4. Ruimte als politiek en ideologie

Lefebvre beschouwt ruimte niet alleen als fysiek of cultureel, maar ook als politiek geladen. Ruimte wordt geproduceerd door macht: wie controleert het landschap, wie bepaalt hoe het wordt gebruikt? Het NulNAP-project legt deze machtsdynamiek bloot:

  • Het benadrukt hoe Nederland afhankelijk is van menselijke controle over ruimte via dijken en waterwerken. Dit is een vorm van macht, maar ook van kwetsbaarheid, omdat klimaatverandering die macht bedreigt.
  • Door de hypothetische kustlijn als uitgangspunt te nemen, stelt het project kritische vragen over de maakbaarheid van Nederland. Lefebvre zou dit interpreteren als een poging om de dominante representaties van ruimte (de ‘veroverde’ polders) te deconstrueren en alternatieven te verbeelden.

Bovendien daagt het project de participanten uit om hun eigen positie in dit machtsspel te heroverwegen. Mensen die op de lijn wonen worden niet alleen bewust gemaakt van hun fysieke ligging, maar ook van de bredere implicaties van zeespiegelstijging voor infrastructuur, voedselvoorziening en veiligheid.

5. Praktijk als verzet

Lefebvre zag het herclaimen van ruimte door gewone mensen als een daad van verzet tegen technocratische controle. Het NulNAP-project is in zekere zin een vorm van verzet:

  • Het doorbreekt het dominante narratief van de onoverwinnelijke Nederlandse waterbouwkunde door te focussen op wat er verloren gaat zonder dijken.
  • Het maakt ruimte voor alternatieve verhalen en ervaringen door kunst, wandelen en directe interactie met het landschap.

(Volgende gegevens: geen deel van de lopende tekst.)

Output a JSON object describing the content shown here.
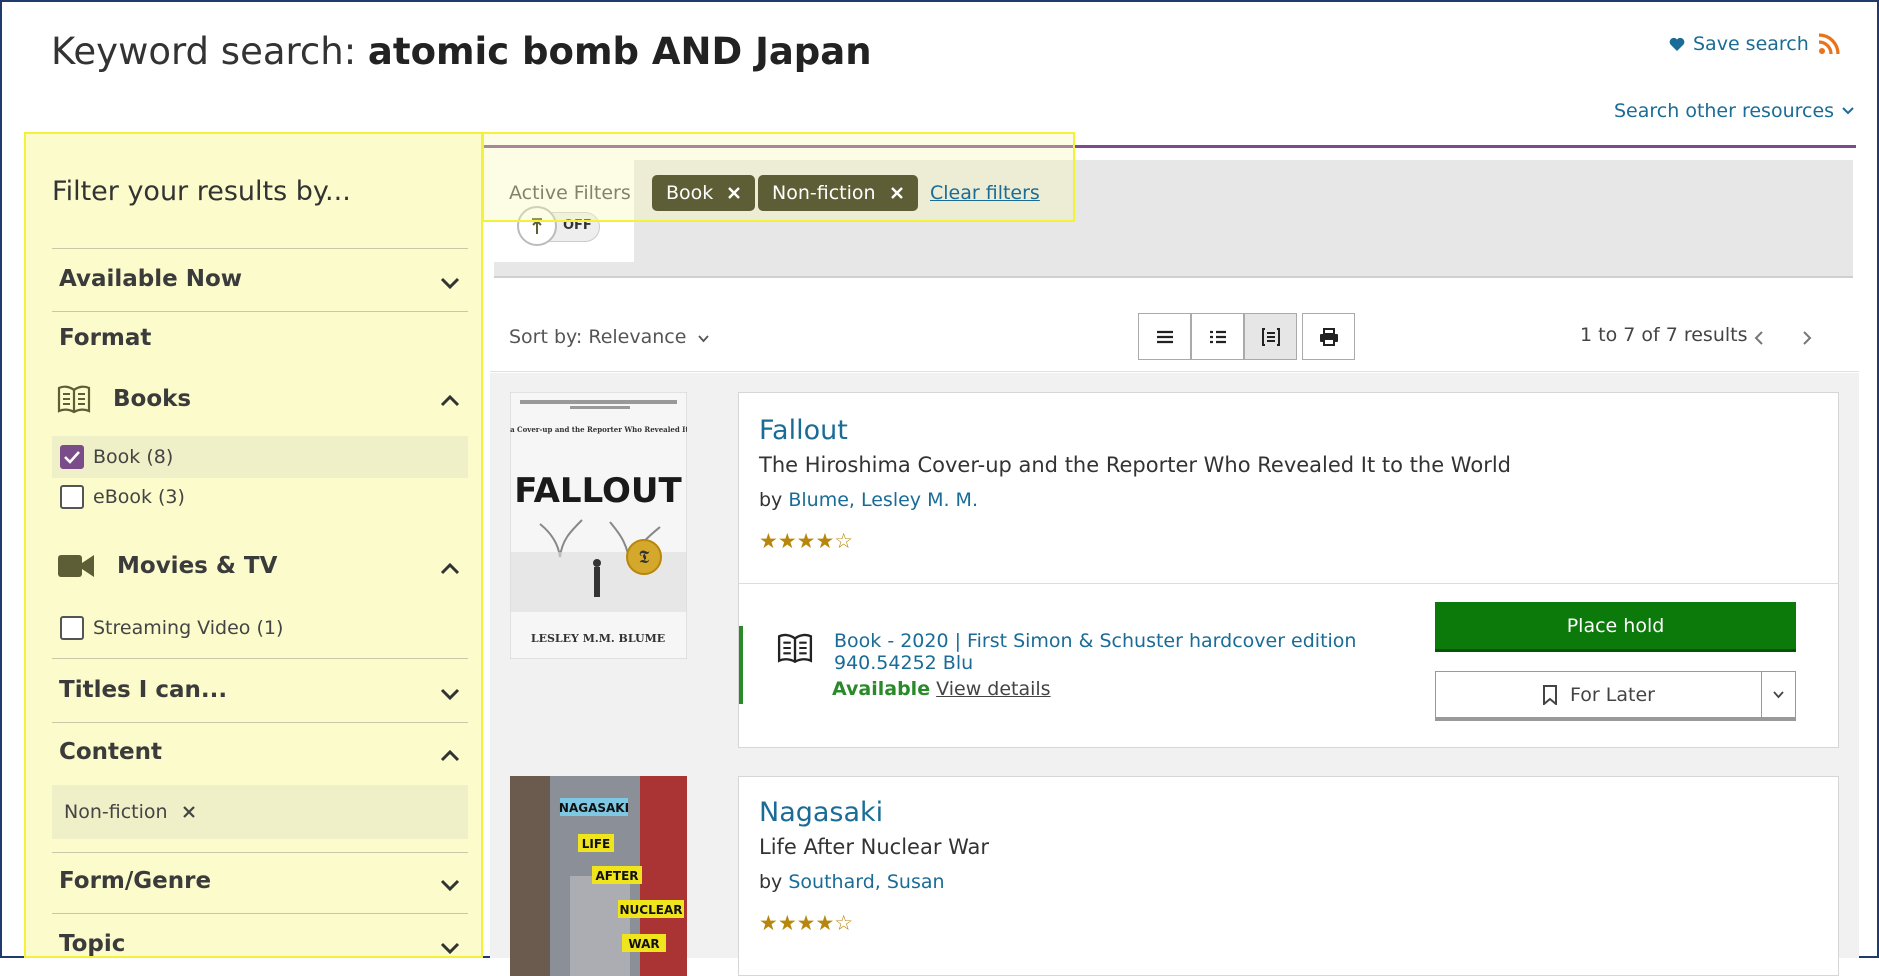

Door deze combinatie van persoonlijke reflectie en maatschappelijke discussie sluit het project naadloos aan bij Lefebvre’s oproep om ruimte opnieuw te bedenken vanuit de geleefde ervaring.

Conclusie

Het NulNAP-project brengt Lefebvre’s theorieën op innovatieve manieren in de praktijk. Door de niet-kustlijn te bewandelen en te verbeelden, maakt het project zichtbaar hoe ruimte wordt geproduceerd door de samensmelting van ideeën, lichamelijkheid, ritmes en macht. Everdien Breken’s werk herinnert ons eraan dat ruimte nooit vaststaat, maar voortdurend wordt heronderhandeld door de wisselwerking tussen mens, natuur en technologie.

Zou Lefebvre zijn theorieën aangepast hebben als hij dit project had meegemaakt?